Può essere di una bellezza disarmante, enigmatica, forse estrema, la poesia di Boris Pasternak; assomiglia semmai a un lago che brilla e balla, al ritmo di barche e imbarcazioni; grazie alla carezza del sole, mentre lo solchi su un battello leggendario che ti trascina ‒ a volte cullandoti, a volte scarmigliandoti i capelli per il soffio supponente e chiaro del vento ‒ verso un eremo millenario a picco tra la roccia e l’acqua, che, se ci pensi, è tutto quel che possiedi in quel momento: il dono della natura alla donna amata, da condividere in un nuovo crescente volersi bene, quasi come fosse lo sbocciare di un fiore accanto allo sciabordare imperterrito delle acque.
E di Pasternak, dicevo, colpisce come al solito una poesia, aprendo a caso il libro, dal titolo inequivocabile:
Vento notturno
Sono cessati i canti e il clamore ubriaco,
domani ci si deve alzare di buon’ora.
Si spengono le luci nelle isbe. Dopo
la baldoria, la gioventù rincasa.
Leggo dunque questi versi ‒ anzi, per intero la poesia ‒ alla mia musa. Dapprima con un messaggio registrato al telefono. E pochi giorni dopo, guardandola negli occhi, al riparo da tutto e dagli uomini, tra il pergolato a forma di serpente di un glicine, come a strapiombo sul Lago Maggiore che ci accoglie all’Eremo di Santa Caterina.
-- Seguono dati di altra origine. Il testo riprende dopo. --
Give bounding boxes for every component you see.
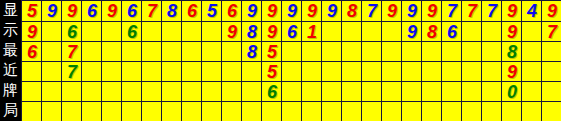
- cell-r6c22: [441, 101, 461, 121]
- result-digit: 9: [247, 2, 256, 20]
- result-digit: 7: [367, 2, 376, 20]
- cell-r4c8: [161, 61, 181, 81]
- cell-r2c19: [381, 21, 401, 41]
- cell-r4c27: [541, 61, 561, 81]
- cell-r4c7: [141, 61, 161, 81]
- cell-r5c10: [201, 81, 221, 101]
- cell-r3c19: [381, 41, 401, 61]
- cell-r3c17: [341, 41, 361, 61]
- cell-r6c1: [21, 101, 41, 121]
- cell-r3c4: [81, 41, 101, 61]
- cell-r2c23: [461, 21, 481, 41]
- cell-r5c17: [341, 81, 361, 101]
- cell-r3c9: [181, 41, 201, 61]
- cell-r5c23: [461, 81, 481, 101]
- result-digit: 9: [287, 2, 296, 20]
- cell-r3c2: [41, 41, 61, 61]
- result-digit: 5: [27, 2, 36, 20]
- cell-r3c25: 8: [501, 41, 521, 61]
- result-digit: 7: [467, 2, 476, 20]
- result-digit: 6: [187, 2, 196, 20]
- cell-r6c5: [101, 101, 121, 121]
- result-digit: 7: [67, 63, 76, 81]
- cell-r4c2: [41, 61, 61, 81]
- result-digit: 9: [427, 2, 436, 20]
- cell-r2c2: [41, 21, 61, 41]
- cell-r2c15: 1: [301, 21, 321, 41]
- cell-r4c23: [461, 61, 481, 81]
- cell-r3c15: [301, 41, 321, 61]
- cell-r5c2: [41, 81, 61, 101]
- cell-r5c14: [281, 81, 301, 101]
- cell-r3c7: [141, 41, 161, 61]
- label-char-3: 最: [0, 40, 21, 60]
- cell-r3c6: [121, 41, 141, 61]
- cell-r2c22: 6: [441, 21, 461, 41]
- result-digit: 9: [67, 2, 76, 20]
- cell-r5c22: [441, 81, 461, 101]
- cell-r6c9: [181, 101, 201, 121]
- cell-r6c20: [401, 101, 421, 121]
- cell-r3c14: [281, 41, 301, 61]
- cell-r1c24: 7: [481, 1, 501, 21]
- result-digit: 5: [267, 43, 276, 61]
- cell-r6c16: [321, 101, 341, 121]
- result-digit: 9: [507, 63, 516, 81]
- result-digit: 6: [447, 23, 456, 41]
- cell-r1c11: 6: [221, 1, 241, 21]
- cell-r2c20: 9: [401, 21, 421, 41]
- cell-r3c18: [361, 41, 381, 61]
- cell-r5c8: [161, 81, 181, 101]
- cell-r5c15: [301, 81, 321, 101]
- cell-r1c13: 9: [261, 1, 281, 21]
- result-digit: 0: [507, 83, 516, 101]
- cell-r3c12: 8: [241, 41, 261, 61]
- result-digit: 6: [87, 2, 96, 20]
- cell-r3c5: [101, 41, 121, 61]
- result-digit: 9: [327, 2, 336, 20]
- result-digit: 9: [107, 2, 116, 20]
- cell-r1c21: 9: [421, 1, 441, 21]
- cell-r4c16: [321, 61, 341, 81]
- cell-r6c11: [221, 101, 241, 121]
- result-digit: 8: [247, 43, 256, 61]
- cell-r6c13: [261, 101, 281, 121]
- result-digit: 8: [347, 2, 356, 20]
- cell-r3c13: 5: [261, 41, 281, 61]
- cell-r6c27: [541, 101, 561, 121]
- cell-r5c5: [101, 81, 121, 101]
- cell-r1c3: 9: [61, 1, 81, 21]
- cell-r3c16: [321, 41, 341, 61]
- cell-r2c18: [361, 21, 381, 41]
- cell-r2c11: 9: [221, 21, 241, 41]
- cell-r6c15: [301, 101, 321, 121]
- result-digit: 5: [267, 63, 276, 81]
- cell-r6c25: [501, 101, 521, 121]
- cell-r4c20: [401, 61, 421, 81]
- cell-r6c4: [81, 101, 101, 121]
- label-char-6: 局: [0, 101, 21, 121]
- cell-r1c9: 6: [181, 1, 201, 21]
- cell-r4c15: [301, 61, 321, 81]
- cell-r2c9: [181, 21, 201, 41]
- result-digit: 9: [267, 2, 276, 20]
- result-digit: 8: [167, 2, 176, 20]
- cell-r1c1: 5: [21, 1, 41, 21]
- cell-r1c7: 7: [141, 1, 161, 21]
- label-char-1: 显: [0, 0, 21, 20]
- scoreboard: 显示最近牌局 599696786569999987999777949966989…: [0, 0, 561, 121]
- cell-r3c3: 7: [61, 41, 81, 61]
- cell-r5c25: 0: [501, 81, 521, 101]
- cell-r5c21: [421, 81, 441, 101]
- cell-r1c25: 9: [501, 1, 521, 21]
- cell-r5c1: [21, 81, 41, 101]
- result-digit: 4: [527, 2, 536, 20]
- cell-r4c24: [481, 61, 501, 81]
- cell-r3c10: [201, 41, 221, 61]
- cell-r1c4: 6: [81, 1, 101, 21]
- result-digit: 6: [287, 23, 296, 41]
- cell-r5c9: [181, 81, 201, 101]
- cell-r5c20: [401, 81, 421, 101]
- cell-r6c18: [361, 101, 381, 121]
- cell-r6c24: [481, 101, 501, 121]
- cell-r2c21: 8: [421, 21, 441, 41]
- title-label-column: 显示最近牌局: [0, 0, 21, 121]
- cell-r2c4: [81, 21, 101, 41]
- result-digit: 9: [507, 23, 516, 41]
- cell-r1c8: 8: [161, 1, 181, 21]
- cell-r3c26: [521, 41, 541, 61]
- result-digit: 9: [407, 23, 416, 41]
- cell-r3c23: [461, 41, 481, 61]
- cell-r6c7: [141, 101, 161, 121]
- cell-r2c10: [201, 21, 221, 41]
- cell-r1c12: 9: [241, 1, 261, 21]
- cell-r3c8: [161, 41, 181, 61]
- label-char-4: 近: [0, 60, 21, 80]
- result-digit: 7: [67, 43, 76, 61]
- result-digit: 8: [507, 43, 516, 61]
- cell-r4c14: [281, 61, 301, 81]
- cell-r2c13: 9: [261, 21, 281, 41]
- cell-r4c12: [241, 61, 261, 81]
- result-digit: 6: [267, 83, 276, 101]
- result-digit: 7: [447, 2, 456, 20]
- cell-r4c6: [121, 61, 141, 81]
- cell-r2c17: [341, 21, 361, 41]
- cell-r4c9: [181, 61, 201, 81]
- cell-r5c4: [81, 81, 101, 101]
- cell-r2c14: 6: [281, 21, 301, 41]
- result-digit: 9: [47, 2, 56, 20]
- cell-r2c16: [321, 21, 341, 41]
- cell-r1c15: 9: [301, 1, 321, 21]
- cell-r5c13: 6: [261, 81, 281, 101]
- cell-r3c20: [401, 41, 421, 61]
- cell-r1c19: 9: [381, 1, 401, 21]
- result-digit: 6: [27, 43, 36, 61]
- cell-r3c21: [421, 41, 441, 61]
- cell-r6c19: [381, 101, 401, 121]
- cell-r6c2: [41, 101, 61, 121]
- cell-r2c25: 9: [501, 21, 521, 41]
- cell-r1c23: 7: [461, 1, 481, 21]
- cell-r3c1: 6: [21, 41, 41, 61]
- result-digit: 9: [307, 2, 316, 20]
- cell-r2c5: [101, 21, 121, 41]
- cell-r2c12: 8: [241, 21, 261, 41]
- cell-r2c27: 7: [541, 21, 561, 41]
- result-digit: 7: [547, 23, 556, 41]
- cell-r2c24: [481, 21, 501, 41]
- cell-r6c14: [281, 101, 301, 121]
- cell-r2c8: [161, 21, 181, 41]
- cell-r4c26: [521, 61, 541, 81]
- result-digit: 8: [427, 23, 436, 41]
- result-digit: 9: [27, 23, 36, 41]
- cell-r4c4: [81, 61, 101, 81]
- cell-r5c27: [541, 81, 561, 101]
- cell-r3c27: [541, 41, 561, 61]
- cell-r5c3: [61, 81, 81, 101]
- cell-r4c25: 9: [501, 61, 521, 81]
- cell-r5c18: [361, 81, 381, 101]
- cell-r3c11: [221, 41, 241, 61]
- cell-r4c11: [221, 61, 241, 81]
- cell-r1c14: 9: [281, 1, 301, 21]
- cell-r1c17: 8: [341, 1, 361, 21]
- result-digit: 6: [67, 23, 76, 41]
- result-digit: 7: [147, 2, 156, 20]
- cell-r5c16: [321, 81, 341, 101]
- result-digit: 9: [407, 2, 416, 20]
- cell-r4c10: [201, 61, 221, 81]
- cell-r5c12: [241, 81, 261, 101]
- result-digit: 9: [507, 2, 516, 20]
- label-char-2: 示: [0, 20, 21, 40]
- cell-r6c12: [241, 101, 261, 121]
- cell-r1c5: 9: [101, 1, 121, 21]
- cell-r2c26: [521, 21, 541, 41]
- cell-r4c18: [361, 61, 381, 81]
- cell-r5c24: [481, 81, 501, 101]
- cell-r6c3: [61, 101, 81, 121]
- cell-r2c3: 6: [61, 21, 81, 41]
- result-digit: 6: [127, 2, 136, 20]
- cell-r2c1: 9: [21, 21, 41, 41]
- cell-r1c18: 7: [361, 1, 381, 21]
- cell-r1c2: 9: [41, 1, 61, 21]
- cell-r2c6: 6: [121, 21, 141, 41]
- result-digit: 1: [307, 23, 316, 41]
- cell-r6c6: [121, 101, 141, 121]
- results-grid: 5996967865699999879997779499669896198697…: [21, 0, 561, 121]
- cell-r5c7: [141, 81, 161, 101]
- cell-r5c26: [521, 81, 541, 101]
- cell-r4c19: [381, 61, 401, 81]
- cell-r4c22: [441, 61, 461, 81]
- result-digit: 6: [127, 23, 136, 41]
- result-digit: 7: [487, 2, 496, 20]
- cell-r6c8: [161, 101, 181, 121]
- cell-r1c22: 7: [441, 1, 461, 21]
- cell-r2c7: [141, 21, 161, 41]
- result-digit: 6: [227, 2, 236, 20]
- cell-r4c17: [341, 61, 361, 81]
- cell-r1c26: 4: [521, 1, 541, 21]
- cell-r5c19: [381, 81, 401, 101]
- result-digit: 5: [207, 2, 216, 20]
- cell-r4c3: 7: [61, 61, 81, 81]
- cell-r4c21: [421, 61, 441, 81]
- cell-r1c27: 9: [541, 1, 561, 21]
- cell-r6c26: [521, 101, 541, 121]
- label-char-5: 牌: [0, 81, 21, 101]
- cell-r5c11: [221, 81, 241, 101]
- result-digit: 9: [387, 2, 396, 20]
- cell-r1c6: 6: [121, 1, 141, 21]
- cell-r3c22: [441, 41, 461, 61]
- cell-r6c10: [201, 101, 221, 121]
- cell-r6c21: [421, 101, 441, 121]
- cell-r1c16: 9: [321, 1, 341, 21]
- cell-r1c10: 5: [201, 1, 221, 21]
- cell-r5c6: [121, 81, 141, 101]
- cell-r4c13: 5: [261, 61, 281, 81]
- cell-r1c20: 9: [401, 1, 421, 21]
- result-digit: 9: [267, 23, 276, 41]
- result-digit: 8: [247, 23, 256, 41]
- cell-r6c23: [461, 101, 481, 121]
- result-digit: 9: [547, 2, 556, 20]
- cell-r6c17: [341, 101, 361, 121]
- cell-r3c24: [481, 41, 501, 61]
- cell-r4c5: [101, 61, 121, 81]
- cell-r4c1: [21, 61, 41, 81]
- result-digit: 9: [227, 23, 236, 41]
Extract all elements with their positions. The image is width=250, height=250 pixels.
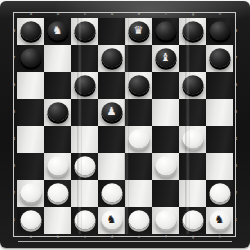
file-label-bottom-e: e <box>135 235 143 239</box>
file-label-bottom-f: f <box>162 235 170 239</box>
black-disc-piece-b[interactable]: ♝ <box>155 48 176 67</box>
square-g8[interactable] <box>179 18 206 45</box>
file-label-top-c: c <box>81 12 89 16</box>
white-disc-piece[interactable] <box>155 210 176 229</box>
square-g3[interactable] <box>179 153 206 180</box>
file-label-bottom-h: h <box>216 235 224 239</box>
square-f5[interactable] <box>152 99 179 126</box>
square-d1[interactable]: ♞ <box>98 207 125 234</box>
printed-queen-symbol: ♛ <box>134 25 144 36</box>
square-a5[interactable] <box>17 99 44 126</box>
file-label-top-g: g <box>189 12 197 16</box>
rank-label-left-1: 1 <box>10 218 18 222</box>
white-disc-piece[interactable] <box>209 183 230 202</box>
square-h5[interactable] <box>206 99 233 126</box>
white-disc-piece[interactable] <box>128 210 149 229</box>
square-b2[interactable] <box>44 180 71 207</box>
square-h1[interactable]: ♞ <box>206 207 233 234</box>
file-label-top-h: h <box>216 12 224 16</box>
square-e6[interactable] <box>125 72 152 99</box>
white-disc-piece[interactable] <box>47 183 68 202</box>
square-d4[interactable] <box>98 126 125 153</box>
rank-label-right-5: 5 <box>232 110 240 114</box>
square-d2[interactable] <box>98 180 125 207</box>
square-h2[interactable] <box>206 180 233 207</box>
rank-label-right-4: 4 <box>232 137 240 141</box>
printed-knight-symbol: ♞ <box>215 214 225 225</box>
printed-pawn-symbol: ♟ <box>107 106 117 117</box>
file-label-top-f: f <box>162 12 170 16</box>
square-c1[interactable] <box>71 207 98 234</box>
square-e8[interactable]: ♛ <box>125 18 152 45</box>
rank-label-left-8: 8 <box>10 29 18 33</box>
rank-label-left-6: 6 <box>10 83 18 87</box>
black-disc-piece[interactable] <box>182 75 203 94</box>
square-e5[interactable] <box>125 99 152 126</box>
square-a7[interactable] <box>17 45 44 72</box>
black-disc-piece[interactable] <box>47 102 68 121</box>
file-label-bottom-g: g <box>189 235 197 239</box>
square-g6[interactable] <box>179 72 206 99</box>
square-c2[interactable] <box>71 180 98 207</box>
square-d3[interactable] <box>98 153 125 180</box>
vinyl-mat: ♞♛♝♟♞♞ aabbccddeeffgghh8877665544332211 <box>0 1 250 248</box>
square-a8[interactable] <box>17 18 44 45</box>
rank-label-right-1: 1 <box>232 218 240 222</box>
square-b3[interactable] <box>44 153 71 180</box>
black-disc-piece-n[interactable]: ♞ <box>47 21 68 40</box>
square-h7[interactable] <box>206 45 233 72</box>
file-label-bottom-c: c <box>81 235 89 239</box>
square-d8[interactable] <box>98 18 125 45</box>
white-disc-piece[interactable] <box>182 210 203 229</box>
square-f1[interactable] <box>152 207 179 234</box>
square-g5[interactable] <box>179 99 206 126</box>
black-disc-piece[interactable] <box>155 21 176 40</box>
black-disc-piece[interactable] <box>128 75 149 94</box>
square-e1[interactable] <box>125 207 152 234</box>
square-f8[interactable] <box>152 18 179 45</box>
white-disc-piece[interactable] <box>155 156 176 175</box>
file-label-bottom-d: d <box>108 235 116 239</box>
square-c6[interactable] <box>71 72 98 99</box>
square-a6[interactable] <box>17 72 44 99</box>
square-b4[interactable] <box>44 126 71 153</box>
file-label-top-d: d <box>108 12 116 16</box>
square-d5[interactable]: ♟ <box>98 99 125 126</box>
square-h6[interactable] <box>206 72 233 99</box>
white-disc-piece[interactable] <box>128 129 149 148</box>
black-disc-piece[interactable] <box>209 21 230 40</box>
square-f7[interactable]: ♝ <box>152 45 179 72</box>
square-h4[interactable] <box>206 126 233 153</box>
file-label-top-a: a <box>27 12 35 16</box>
white-disc-piece-n[interactable]: ♞ <box>101 210 122 229</box>
chess-board: ♞♛♝♟♞♞ <box>17 18 233 234</box>
rank-label-left-5: 5 <box>10 110 18 114</box>
file-label-bottom-a: a <box>27 235 35 239</box>
file-label-top-e: e <box>135 12 143 16</box>
square-f6[interactable] <box>152 72 179 99</box>
square-g2[interactable] <box>179 180 206 207</box>
black-disc-piece[interactable] <box>74 75 95 94</box>
square-f3[interactable] <box>152 153 179 180</box>
file-label-top-b: b <box>54 12 62 16</box>
square-e4[interactable] <box>125 126 152 153</box>
square-g4[interactable] <box>179 126 206 153</box>
rank-label-right-3: 3 <box>232 164 240 168</box>
square-e3[interactable] <box>125 153 152 180</box>
rank-label-right-8: 8 <box>232 29 240 33</box>
square-h8[interactable] <box>206 18 233 45</box>
rank-label-right-6: 6 <box>232 83 240 87</box>
white-disc-piece-n[interactable]: ♞ <box>209 210 230 229</box>
rank-label-right-7: 7 <box>232 56 240 60</box>
square-d6[interactable] <box>98 72 125 99</box>
black-disc-piece[interactable] <box>209 48 230 67</box>
rank-label-left-3: 3 <box>10 164 18 168</box>
square-h3[interactable] <box>206 153 233 180</box>
square-c4[interactable] <box>71 126 98 153</box>
square-g7[interactable] <box>179 45 206 72</box>
white-disc-piece[interactable] <box>101 183 122 202</box>
square-d7[interactable] <box>98 45 125 72</box>
square-a3[interactable] <box>17 153 44 180</box>
black-disc-piece[interactable] <box>20 21 41 40</box>
printed-bishop-symbol: ♝ <box>161 52 171 63</box>
file-label-bottom-b: b <box>54 235 62 239</box>
white-disc-piece[interactable] <box>47 156 68 175</box>
square-e2[interactable] <box>125 180 152 207</box>
square-a1[interactable] <box>17 207 44 234</box>
square-g1[interactable] <box>179 207 206 234</box>
white-disc-piece[interactable] <box>74 156 95 175</box>
square-b8[interactable]: ♞ <box>44 18 71 45</box>
square-f2[interactable] <box>152 180 179 207</box>
black-disc-piece-p[interactable]: ♟ <box>101 102 122 121</box>
square-c3[interactable] <box>71 153 98 180</box>
square-c8[interactable] <box>71 18 98 45</box>
square-a4[interactable] <box>17 126 44 153</box>
white-disc-piece[interactable] <box>182 129 203 148</box>
square-c7[interactable] <box>71 45 98 72</box>
black-disc-piece[interactable] <box>74 21 95 40</box>
square-f4[interactable] <box>152 126 179 153</box>
square-b7[interactable] <box>44 45 71 72</box>
square-b1[interactable] <box>44 207 71 234</box>
printed-knight-symbol: ♞ <box>107 214 117 225</box>
printed-knight-symbol: ♞ <box>53 25 63 36</box>
black-disc-piece[interactable] <box>101 48 122 67</box>
rank-label-right-2: 2 <box>232 191 240 195</box>
pinstripe-border-bottom-double <box>18 241 232 242</box>
white-disc-piece[interactable] <box>20 183 41 202</box>
square-c5[interactable] <box>71 99 98 126</box>
square-a2[interactable] <box>17 180 44 207</box>
white-disc-piece[interactable] <box>74 210 95 229</box>
rank-label-left-7: 7 <box>10 56 18 60</box>
rank-label-left-4: 4 <box>10 137 18 141</box>
chess-mat-photo: ♞♛♝♟♞♞ aabbccddeeffgghh8877665544332211 <box>0 0 250 250</box>
black-disc-piece[interactable] <box>182 21 203 40</box>
square-b5[interactable] <box>44 99 71 126</box>
square-e7[interactable] <box>125 45 152 72</box>
white-disc-piece[interactable] <box>20 210 41 229</box>
square-b6[interactable] <box>44 72 71 99</box>
black-disc-piece-q[interactable]: ♛ <box>128 21 149 40</box>
black-disc-piece[interactable] <box>20 48 41 67</box>
rank-label-left-2: 2 <box>10 191 18 195</box>
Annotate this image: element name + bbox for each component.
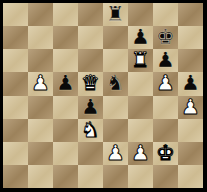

Oppure, nascosti e soli, nella penombra di un bosco lì accanto, confidandole e mostrandole ‘la cosa più preziosa’ che porto sempre con me in una piccola busta di carta.
Ma è la poesia ciò che amiamo, e di essa il vento, il suo richiamo, l’incontrarsi con la notte: “Soltanto il vento percorre a casaccio / sempre lo stesso sentiero infesto d’erbe, / dove aveva scortato una folla / di ragazzi al rientro da una festa.”
Sono versi che appunto pongono quesiti e questioni, quando la poesia si protende nella sua danza, al ritmo per nulla improvvisato della natura: “È a capo chino fuori della porta. / Lo strepito notturno non gli piace. / Vorrebbe chiudere in conciliazione / le sue questioni aperte con la notte.”
La mia musa dunque non esita affatto a porsi e a farmi la domanda, quella essenziale, quella fondamentale: Quali saranno state poi, queste divergenze, tra il vento e la notte?
Di fronte agli steccati dei giardini
vento e notte discutono, mai domi.
Per intendere le loro divergenze
gli alberi fanno ressa sulla strada.
Così le rispondo che magari notte e vento sono amanti, o dell’amicizia eterni giocolieri. Che tutto può essere e accadere dentro e intorno a loro. E che nulla, ma proprio nulla, interferirà con la forza e determinatezza instancabili che li rappresentano.
Mentre questo accade, con il libro in mano e i grandi occhi di lei che mi guardano febbrilmente stupita, felice e ammaliata, persino gli alberi del bosco fanno ressa intorno a noi; vogliono anche loro sapere come andrà a finire di un patto svelato e che ‒ sempre, in poesia ‒ si rinnova di continuo.